The purification by dilution may be due to three things:
1— Oxidation of organic matter.
The oxidation is a very slow process and depends mainly upon bacterial life and conditions favorable to it. Subsidence depends upon the difference in the specific gravity of the suspended matter, and the clarification is increased as the velocity is diminished.
In regard to the destruction of the organic matter by small animals and plants Dr. Sorby says, (Journal Royal Microscopic Society, 1884 p. 988.) “It appears to me that the removal of impurities from rivers is more of a biolytic than a chemical question, and it is most important to consider the action of minute animals and plants, which may be looked upon as being indirectly most powerful agents.”
Irrigation
Although the method of broad irrigation has been carried on successfully in several of the largest cities of the old world, it has not been used to any great extent in the United States, except at a few state institutions in the east, and in the arid districts of the west.

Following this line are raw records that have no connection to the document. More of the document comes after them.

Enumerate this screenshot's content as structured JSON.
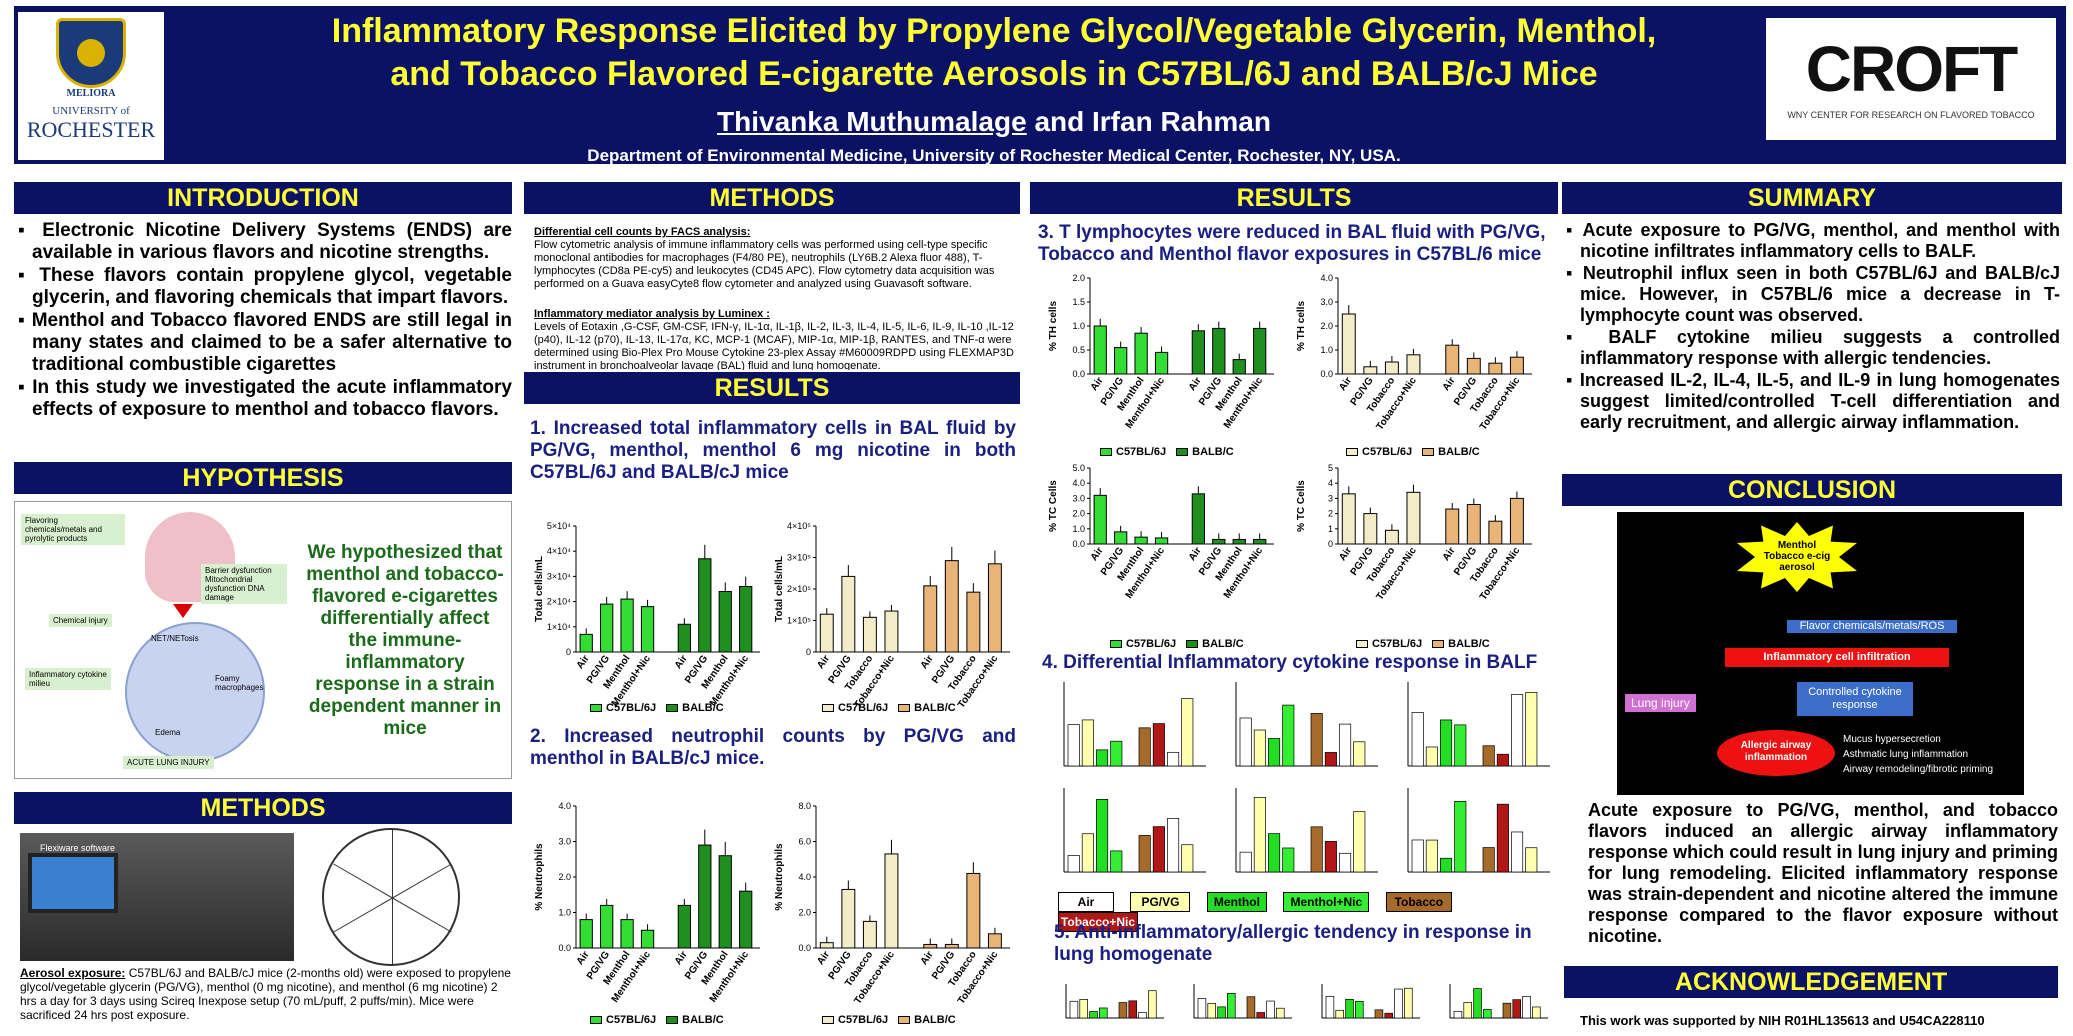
{
  "header": {
    "title_line1": "Inflammatory Response Elicited by Propylene Glycol/Vegetable Glycerin, Menthol,",
    "title_line2": "and Tobacco Flavored E-cigarette Aerosols in C57BL/6J and BALB/cJ Mice",
    "author1": "Thivanka Muthumalage",
    "author_rest": " and Irfan Rahman",
    "affiliation": "Department of Environmental Medicine, University of Rochester Medical Center,  Rochester, NY, USA.",
    "logo_left": {
      "meliora": "MELIORA",
      "line1": "UNIVERSITY of",
      "line2": "ROCHESTER"
    },
    "logo_right": {
      "word": "CROFT",
      "sub": "WNY CENTER FOR RESEARCH ON FLAVORED TOBACCO"
    }
  },
  "sections": {
    "introduction": "INTRODUCTION",
    "hypothesis": "HYPOTHESIS",
    "methods": "METHODS",
    "results": "RESULTS",
    "summary": "SUMMARY",
    "conclusion": "CONCLUSION",
    "acknowledgement": "ACKNOWLEDGEMENT"
  },
  "introduction": [
    "Electronic Nicotine Delivery Systems (ENDS) are available in various flavors and nicotine strengths.",
    "These flavors contain propylene glycol, vegetable glycerin, and flavoring chemicals that impart flavors.",
    "Menthol and Tobacco flavored ENDS are still legal in many states and claimed to be a safer alternative to traditional combustible cigarettes",
    "In this study we investigated the acute inflammatory effects of exposure to menthol and tobacco flavors."
  ],
  "hypothesis": {
    "text": "We hypothesized that menthol and tobacco-flavored e-cigarettes differentially affect the immune-inflammatory response in a strain dependent manner in mice",
    "labels": [
      "Flavoring chemicals/metals and pyrolytic products",
      "Barrier dysfunction Mitochondrial dysfunction DNA damage",
      "Chemical injury",
      "Inflammatory cytokine milieu",
      "ACUTE LUNG INJURY",
      "NET/NETosis",
      "Foamy macrophages",
      "Edema"
    ]
  },
  "methods_left": {
    "photo_label": "Flexiware software",
    "aerosol_title": "Aerosol exposure:",
    "aerosol_text": " C57BL/6J and BALB/cJ mice (2-months old) were exposed to propylene glycol/vegetable glycerin (PG/VG), menthol (0 mg nicotine), and menthol (6 mg nicotine) 2 hrs a day for 3 days using Scireq Inexpose setup (70 mL/puff, 2 puffs/min). Mice were sacrificed 24 hrs post exposure."
  },
  "methods_mid": {
    "facs_title": "Differential cell counts by FACS analysis:",
    "facs_text": "Flow cytometric analysis of immune inflammatory cells was performed using cell-type specific monoclonal antibodies for macrophages (F4/80 PE), neutrophils (LY6B.2 Alexa fluor 488), T-lymphocytes (CD8a PE-cy5) and leukocytes (CD45 APC). Flow cytometry data acquisition was performed on a Guava easyCyte8 flow cytometer and analyzed using Guavasoft software.",
    "lumi_title": "Inflammatory mediator analysis by Luminex :",
    "lumi_text": "Levels of Eotaxin ,G-CSF, GM-CSF, IFN-γ, IL-1α, IL-1β, IL-2, IL-3, IL-4, IL-5, IL-6, IL-9, IL-10 ,IL-12 (p40), IL-12 (p70), IL-13, IL-17α, KC, MCP-1 (MCAF), MIP-1α, MIP-1β, RANTES, and TNF-α were determined using Bio-Plex Pro Mouse Cytokine 23-plex Assay #M60009RDPD using FLEXMAP3D instrument in bronchoalveolar lavage (BAL) fluid and lung homogenate."
  },
  "results": {
    "h1": "1. Increased total inflammatory cells in BAL fluid by PG/VG, menthol, menthol 6 mg nicotine in both C57BL/6J and BALB/cJ mice",
    "h2": "2.  Increased neutrophil counts by PG/VG and menthol in BALB/cJ mice.",
    "h3": "3. T lymphocytes were reduced in BAL fluid with PG/VG, Tobacco and Menthol flavor exposures  in C57BL/6 mice",
    "h4": "4. Differential Inflammatory cytokine response in BALF",
    "h5": "5.  Anti-inflammatory/allergic tendency in response in lung homogenate"
  },
  "legends": {
    "green_a": "C57BL/6J",
    "green_b": "BALB/C",
    "tan_a": "C57BL/6J",
    "tan_b": "BALB/C"
  },
  "cytokine_legend": [
    "Air",
    "PG/VG",
    "Menthol",
    "Menthol+Nic",
    "Tobacco",
    "Tobacco+Nic"
  ],
  "summary": [
    "Acute exposure to PG/VG, menthol, and menthol with nicotine infiltrates inflammatory cells to BALF.",
    "Neutrophil influx seen in both C57BL/6J and BALB/cJ mice. However, in C57BL/6 mice a decrease in T-lymphocyte count was observed.",
    "BALF cytokine milieu suggests a controlled inflammatory response with allergic tendencies.",
    "Increased IL-2, IL-4, IL-5, and IL-9 in lung homogenates suggest limited/controlled T-cell differentiation and early recruitment, and allergic airway inflammation."
  ],
  "conclusion": {
    "burst": "Menthol Tobacco e-cig aerosol",
    "box1": "Flavor chemicals/metals/ROS",
    "box2": "Inflammatory cell infiltration",
    "box3": "Controlled cytokine response",
    "lung_injury": "Lung injury",
    "oval": "Allergic airway inflammation",
    "bullets": [
      "Mucus hypersecretion",
      "Asthmatic lung inflammation",
      "Airway remodeling/fibrotic priming"
    ],
    "text": "Acute exposure to PG/VG, menthol, and tobacco flavors induced an allergic airway inflammatory response which could result in lung injury and priming for lung remodeling.  Elicited inflammatory response was strain-dependent and nicotine altered the immune response compared to the flavor exposure without nicotine."
  },
  "acknowledgement": "This work was supported by NIH R01HL135613 and U54CA228110",
  "colors": {
    "navy": "#0b1266",
    "yellow": "#ffff33",
    "green_light": "#33dd33",
    "green_dark": "#1f8f1f",
    "cream": "#f3ecc8",
    "tan": "#e8b478"
  },
  "chart_data": [
    {
      "type": "bar",
      "ylabel": "Total cells/mL",
      "categories": [
        "Air",
        "PG/VG",
        "Menthol",
        "Menthol+Nic",
        "Air",
        "PG/VG",
        "Menthol",
        "Menthol+Nic"
      ],
      "values": [
        7000,
        19000,
        21000,
        18000,
        11000,
        37000,
        24000,
        26000
      ],
      "ylim": [
        0,
        50000
      ],
      "yticks": [
        "0",
        "1×10⁴",
        "2×10⁴",
        "3×10⁴",
        "4×10⁴",
        "5×10⁴"
      ],
      "colors": [
        "#33dd33",
        "#33dd33",
        "#33dd33",
        "#33dd33",
        "#1f8f1f",
        "#1f8f1f",
        "#1f8f1f",
        "#1f8f1f"
      ]
    },
    {
      "type": "bar",
      "ylabel": "Total cells/mL",
      "categories": [
        "Air",
        "PG/VG",
        "Tobacco",
        "Tobacco+Nic",
        "Air",
        "PG/VG",
        "Tobacco",
        "Tobacco+Nic"
      ],
      "values": [
        120000,
        240000,
        110000,
        130000,
        210000,
        290000,
        190000,
        280000
      ],
      "ylim": [
        0,
        400000
      ],
      "yticks": [
        "0",
        "1×10⁵",
        "2×10⁵",
        "3×10⁵",
        "4×10⁵"
      ],
      "colors": [
        "#f3ecc8",
        "#f3ecc8",
        "#f3ecc8",
        "#f3ecc8",
        "#e8b478",
        "#e8b478",
        "#e8b478",
        "#e8b478"
      ]
    },
    {
      "type": "bar",
      "ylabel": "% Neutrophils",
      "categories": [
        "Air",
        "PG/VG",
        "Menthol",
        "Menthol+Nic",
        "Air",
        "PG/VG",
        "Menthol",
        "Menthol+Nic"
      ],
      "values": [
        0.8,
        1.2,
        0.8,
        0.5,
        1.2,
        2.9,
        2.6,
        1.6
      ],
      "ylim": [
        0,
        4
      ],
      "yticks": [
        "0.0",
        "1.0",
        "2.0",
        "3.0",
        "4.0"
      ],
      "colors": [
        "#33dd33",
        "#33dd33",
        "#33dd33",
        "#33dd33",
        "#1f8f1f",
        "#1f8f1f",
        "#1f8f1f",
        "#1f8f1f"
      ]
    },
    {
      "type": "bar",
      "ylabel": "% Neutrophils",
      "categories": [
        "Air",
        "PG/VG",
        "Tobacco",
        "Tobacco+Nic",
        "Air",
        "PG/VG",
        "Tobacco",
        "Tobacco+Nic"
      ],
      "values": [
        0.3,
        3.3,
        1.5,
        5.3,
        0.2,
        0.2,
        4.2,
        0.8
      ],
      "ylim": [
        0,
        8
      ],
      "yticks": [
        "0.0",
        "2.0",
        "4.0",
        "6.0",
        "8.0"
      ],
      "colors": [
        "#f3ecc8",
        "#f3ecc8",
        "#f3ecc8",
        "#f3ecc8",
        "#e8b478",
        "#e8b478",
        "#e8b478",
        "#e8b478"
      ]
    },
    {
      "type": "bar",
      "ylabel": "% TH cells",
      "categories": [
        "Air",
        "PG/VG",
        "Menthol",
        "Menthol+Nic",
        "Air",
        "PG/VG",
        "Menthol",
        "Menthol+Nic"
      ],
      "values": [
        1.0,
        0.55,
        0.85,
        0.45,
        0.9,
        0.95,
        0.3,
        0.95
      ],
      "ylim": [
        0,
        2
      ],
      "yticks": [
        "0.0",
        "0.5",
        "1.0",
        "1.5",
        "2.0"
      ],
      "colors": [
        "#33dd33",
        "#33dd33",
        "#33dd33",
        "#33dd33",
        "#1f8f1f",
        "#1f8f1f",
        "#1f8f1f",
        "#1f8f1f"
      ]
    },
    {
      "type": "bar",
      "ylabel": "% TH cells",
      "categories": [
        "Air",
        "PG/VG",
        "Tobacco",
        "Tobacco+Nic",
        "Air",
        "PG/VG",
        "Tobacco",
        "Tobacco+Nic"
      ],
      "values": [
        2.5,
        0.3,
        0.5,
        0.8,
        1.2,
        0.65,
        0.45,
        0.7
      ],
      "ylim": [
        0,
        4
      ],
      "yticks": [
        "0.0",
        "1.0",
        "2.0",
        "3.0",
        "4.0"
      ],
      "colors": [
        "#f3ecc8",
        "#f3ecc8",
        "#f3ecc8",
        "#f3ecc8",
        "#e8b478",
        "#e8b478",
        "#e8b478",
        "#e8b478"
      ]
    },
    {
      "type": "bar",
      "ylabel": "% TC Cells",
      "categories": [
        "Air",
        "PG/VG",
        "Menthol",
        "Menthol+Nic",
        "Air",
        "PG/VG",
        "Menthol",
        "Menthol+Nic"
      ],
      "values": [
        3.2,
        0.8,
        0.45,
        0.4,
        3.3,
        0.3,
        0.3,
        0.3
      ],
      "ylim": [
        0,
        5
      ],
      "yticks": [
        "0.0",
        "1.0",
        "2.0",
        "3.0",
        "4.0",
        "5.0"
      ],
      "colors": [
        "#33dd33",
        "#33dd33",
        "#33dd33",
        "#33dd33",
        "#1f8f1f",
        "#1f8f1f",
        "#1f8f1f",
        "#1f8f1f"
      ]
    },
    {
      "type": "bar",
      "ylabel": "% TC Cells",
      "categories": [
        "Air",
        "PG/VG",
        "Tobacco",
        "Tobacco+Nic",
        "Air",
        "PG/VG",
        "Tobacco",
        "Tobacco+Nic"
      ],
      "values": [
        3.3,
        2.0,
        0.9,
        3.4,
        2.3,
        2.6,
        1.5,
        3.0
      ],
      "ylim": [
        0,
        5
      ],
      "yticks": [
        "0",
        "1",
        "2",
        "3",
        "4",
        "5"
      ],
      "colors": [
        "#f3ecc8",
        "#f3ecc8",
        "#f3ecc8",
        "#f3ecc8",
        "#e8b478",
        "#e8b478",
        "#e8b478",
        "#e8b478"
      ]
    }
  ]
}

Several years ago this method of disposal was given much attention as it was thought the sewage if used would yield large profits, but more recent information shows conclusively that such is not the case.
Perhaps the most noticeable examples of this system that are now in operation in the United States are the plants at the State Hospital of the Insane, Worcester, Mass., at the Rhode Island State Institute, and at the Reformatory at Concord, Mass. In all cases the labor was done by the inmates so that it is not possible to get a fair statement of the cost. General information regarding the use of sewage for irrigation in the west may be obtained from Baker and Rafters’ “Sewage Disposal in the United States”.
Undoubtedly the best example of sewage farming is at Berlin. The following summary is given by James H. Fuentes, M. Am. Soc. C. E., in No. 2. Vol. 40 of the Engineering Record. The average quantity of sewage pumped to the farms and distributed amounts to from 6,000,000 to 7,000,000 gallons per acre per year, or in other words each acre serves for 750 people. The area farmed is divided into small beds about 150 by 200 feet separated from each other by slight embankments and ditches for distributing the sewage over the surface. The sewage is admitted into the carriers from the force mains through checking chambers made of woven willow and posts driven into the sand.